É Toivi Blatt, um judeu sobrevivente de Sobibór[2], quem chega a essa conclusão em entrevista a Rees. À época com apenas 15 anos, Blatt trabalhou como “ajudante” na administração do campo de extermínio polonês, em tarefas penosas como o deslocamento para as câmaras de gás das incontáveis levas humanas chegadas diariamente pela linha do trem — incluindo amigos e familiares —, a retirada dos corpos após o envenenamento e seu posterior abandono em imensas valas coletivas. A crueza sórdida da realidade vivida pelo então jovem judeu fê-lo concluir que, naquelas condições, todos poderiam ser bons e maus. Há muito fora do campo, sempre que vê um ato de bondade, Blatt se pergunta: como seria essa pessoa em Sobibór?

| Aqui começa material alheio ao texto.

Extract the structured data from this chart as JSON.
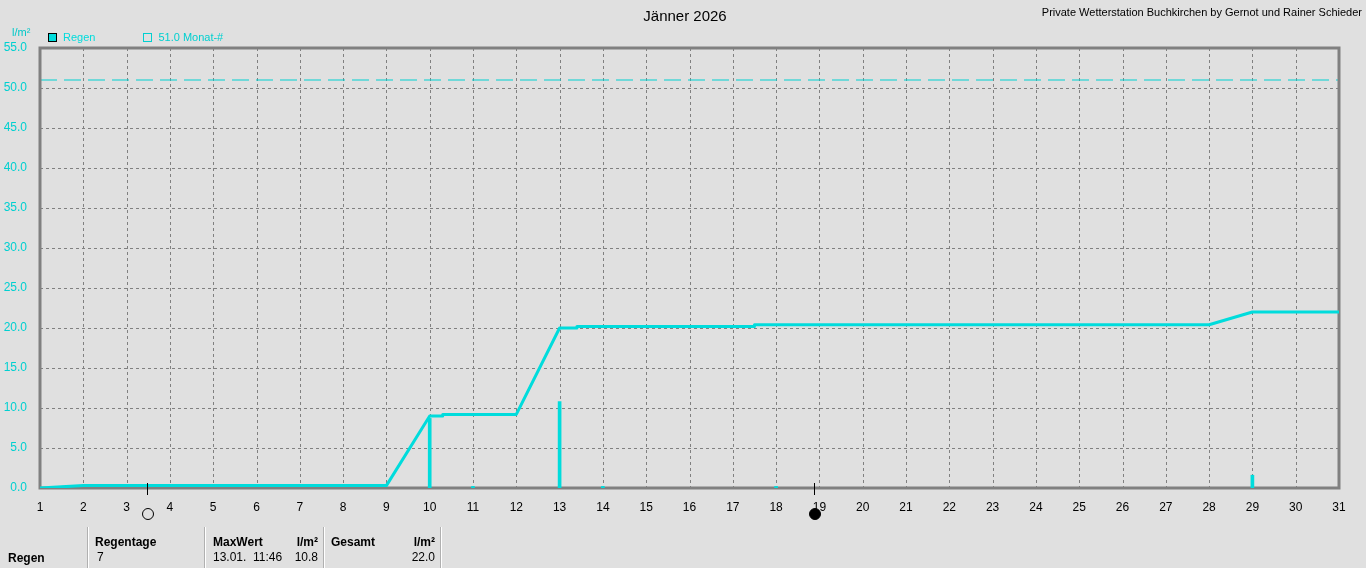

Outro judeu com quem Rees conversou, Kalman Taigman, membro de um comando dedicado à limpeza dos alojamentos onde as mulheres tinham o cabelo raspado antes de entrarem nas câmaras de gás, relata que, por vezes, encontrava bebês escondidos sob as pilhas de roupas, camuflados por mães desesperadas por salvá-los dos nazistas. Cumprindo ordens, ele apenas os entregava aos alemães para serem mortos a tiros, jogados nas valas ou, se já houvesse corpos sendo incinerados, atirados vivos diretamente ao fogo. Como eu me sentia? replica Kalman? Não sentia nada, virei um autômato, sem pensamentos. Só queria não ser o próximo.

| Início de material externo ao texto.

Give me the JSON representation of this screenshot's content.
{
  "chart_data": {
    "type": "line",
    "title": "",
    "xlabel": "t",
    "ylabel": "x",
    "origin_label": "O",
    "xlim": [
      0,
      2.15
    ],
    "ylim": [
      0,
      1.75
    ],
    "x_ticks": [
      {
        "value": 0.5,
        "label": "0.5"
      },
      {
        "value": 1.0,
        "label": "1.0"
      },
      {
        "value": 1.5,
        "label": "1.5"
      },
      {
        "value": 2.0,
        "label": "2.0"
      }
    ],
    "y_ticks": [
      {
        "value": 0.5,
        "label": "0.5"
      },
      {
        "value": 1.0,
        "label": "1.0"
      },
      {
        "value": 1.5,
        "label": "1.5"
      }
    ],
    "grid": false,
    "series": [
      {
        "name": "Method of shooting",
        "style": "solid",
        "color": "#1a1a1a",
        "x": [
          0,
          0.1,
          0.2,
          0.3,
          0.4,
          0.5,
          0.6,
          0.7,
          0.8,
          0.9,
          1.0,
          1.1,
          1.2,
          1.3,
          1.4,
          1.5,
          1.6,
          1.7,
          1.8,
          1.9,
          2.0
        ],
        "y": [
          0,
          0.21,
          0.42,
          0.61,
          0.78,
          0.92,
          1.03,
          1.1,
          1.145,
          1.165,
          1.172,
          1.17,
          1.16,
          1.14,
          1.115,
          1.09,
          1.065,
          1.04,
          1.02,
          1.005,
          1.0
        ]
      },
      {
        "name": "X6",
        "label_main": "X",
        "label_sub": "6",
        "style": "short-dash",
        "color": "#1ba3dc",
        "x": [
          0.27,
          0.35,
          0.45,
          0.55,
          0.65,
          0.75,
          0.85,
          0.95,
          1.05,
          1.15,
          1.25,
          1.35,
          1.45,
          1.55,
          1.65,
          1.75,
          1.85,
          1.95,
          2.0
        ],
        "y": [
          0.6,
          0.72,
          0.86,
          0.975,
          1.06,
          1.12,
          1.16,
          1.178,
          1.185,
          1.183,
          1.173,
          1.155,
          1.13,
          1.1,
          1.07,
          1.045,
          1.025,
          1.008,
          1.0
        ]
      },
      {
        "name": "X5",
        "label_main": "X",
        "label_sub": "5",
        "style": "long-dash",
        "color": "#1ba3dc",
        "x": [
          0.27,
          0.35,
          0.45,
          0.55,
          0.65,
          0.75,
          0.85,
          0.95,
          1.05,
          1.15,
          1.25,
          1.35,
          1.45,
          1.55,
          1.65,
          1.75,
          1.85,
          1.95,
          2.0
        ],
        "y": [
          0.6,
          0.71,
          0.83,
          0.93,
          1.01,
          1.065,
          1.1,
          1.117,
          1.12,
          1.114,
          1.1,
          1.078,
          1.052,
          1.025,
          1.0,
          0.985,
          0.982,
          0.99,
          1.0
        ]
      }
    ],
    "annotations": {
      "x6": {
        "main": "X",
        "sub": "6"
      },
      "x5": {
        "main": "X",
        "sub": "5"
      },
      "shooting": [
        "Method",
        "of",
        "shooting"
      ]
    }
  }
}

A leitura de Atos Humanos, assim como a própria obra de Ress,tem o condão iconoclasta de implodir mitos. A escritora sul-coreana nos leva a ver que o humano ético que adjetiva quem somos não é sinônimo nem de virtude — solidariedade, bondade, caridade, compaixão ou civilidade — nem de vício — egoísmo, ódio, covardia, crueldade. O humano que nos adjetiva é apenas o que somos: uma complexa, dinâmica e frágil teia de virtudes e vícios, que se moldam, acomodam-se e alternam-se no tempo, no espaço e nas condições interiores e exteriores que se apresentam a cada um. Nem Rousseau nem Hobbes, o humano para Hang Kang é um gramado infinito onde o bem e o mal, vizinhos de muro, tomam juntos o mesmo chá da tarde.
[1] REES, L. (2018). O Holocausto: uma nova história. 1 ed. São Paulo: Vestígio.